Dans un contexte particulièrement difficile pour l’Europe, l’Algérie s’affirme comme un partenaire incontournable, alors que le Maroc, en revanche, apparaît comme un allié peu utile. Ce constat est d’autant plus étonnant compte tenu du soutien affiché par plusieurs pays européens envers le Maroc dans le débat sur le Sahara occidental.
L’Algérie, un partenaire énergétique fiable
Pour la deuxième fois en l’espace de quatre ans, l’Algérie se positionne comme un soutien pour ses partenaires européens, prête à leur fournir le gaz nécessaire. Le pays témoigne de sa volonté d’honorer ses engagements envers ses clients traditionnels, tout comme il l’a fait en 2022, sans utiliser le gaz comme un moyen de pression diplomatique.
Depuis le début de la guerre au Moyen-Orient et la hausse des prix des hydrocarbures, l’Algérie reçoit des demandes croissantes, en particulier de l’Italie et de l’Espagne, deux de ses plus grands clients, connectés par des gazoducs. En 2022, même la France a sollicité et obtenu des volumes supplémentaires de gaz naturel liquéfié.

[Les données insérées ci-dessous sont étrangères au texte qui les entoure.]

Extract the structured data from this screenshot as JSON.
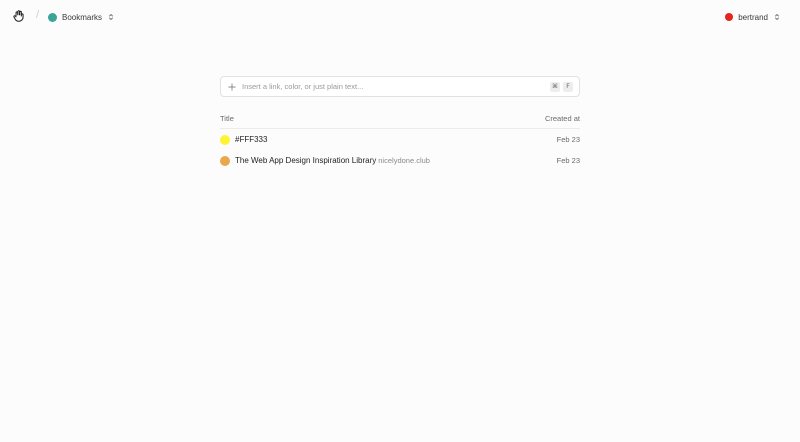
{
  "header": {
    "collection": {
      "label": "Bookmarks",
      "color": "#3aa39a"
    },
    "user": {
      "label": "bertrand",
      "color": "#e5241b"
    }
  },
  "search": {
    "placeholder": "Insert a link, color, or just plain text...",
    "shortcut_key1": "⌘",
    "shortcut_key2": "F"
  },
  "table": {
    "col_title": "Title",
    "col_created": "Created at",
    "rows": [
      {
        "title": "#FFF333",
        "domain": "",
        "created": "Feb 23",
        "color": "#FFF333"
      },
      {
        "title": "The Web App Design Inspiration Library",
        "domain": "nicelydone.club",
        "created": "Feb 23",
        "color": "#e9a84e"
      }
    ]
  }
}
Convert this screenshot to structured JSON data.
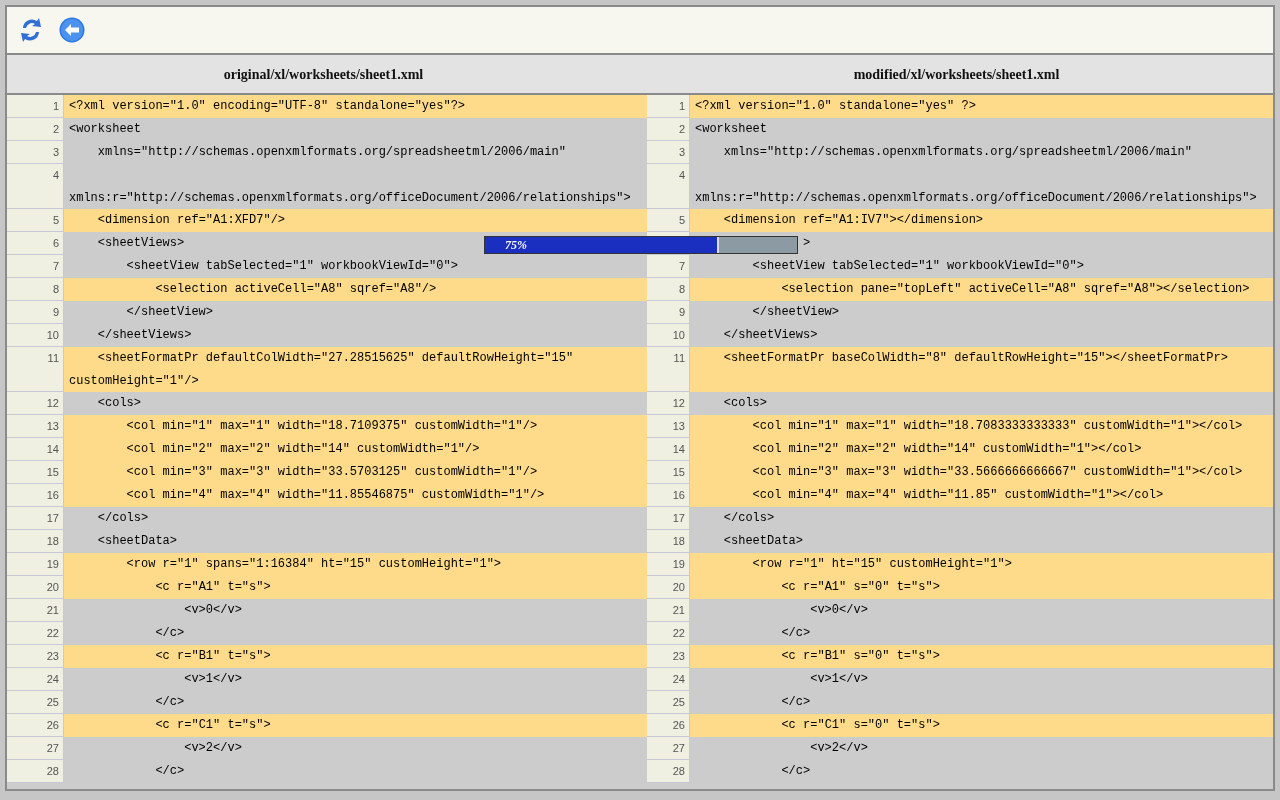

Maintien des engagements malgré les tensions
Des tensions ont par ailleurs émaillé les relations entre l’Algérie et l’Europe. Les échanges entre l’Algérie et l’Espagne ont été suspendus de mars 2022 à novembre 2024, et une crise similaire perdure avec la France depuis juillet 2024, incluant des mesures inédites telles que l’expulsion réciproque de diplomates. Néanmoins, les livraisons de gaz à l’Espagne et à la France ont continué sans interruption. L’Algérie a su maintenir ses engagements contractuels, lui conférant une réputation de « fournisseur énergétique fiable. »
Récemment, le président algérien a reçu des ministres des Affaires étrangères espagnol et italien pour demander de nouvelles quantités de gaz, confirmant ainsi son engagement à répondre aux besoins européens, en fonction de ses capacités.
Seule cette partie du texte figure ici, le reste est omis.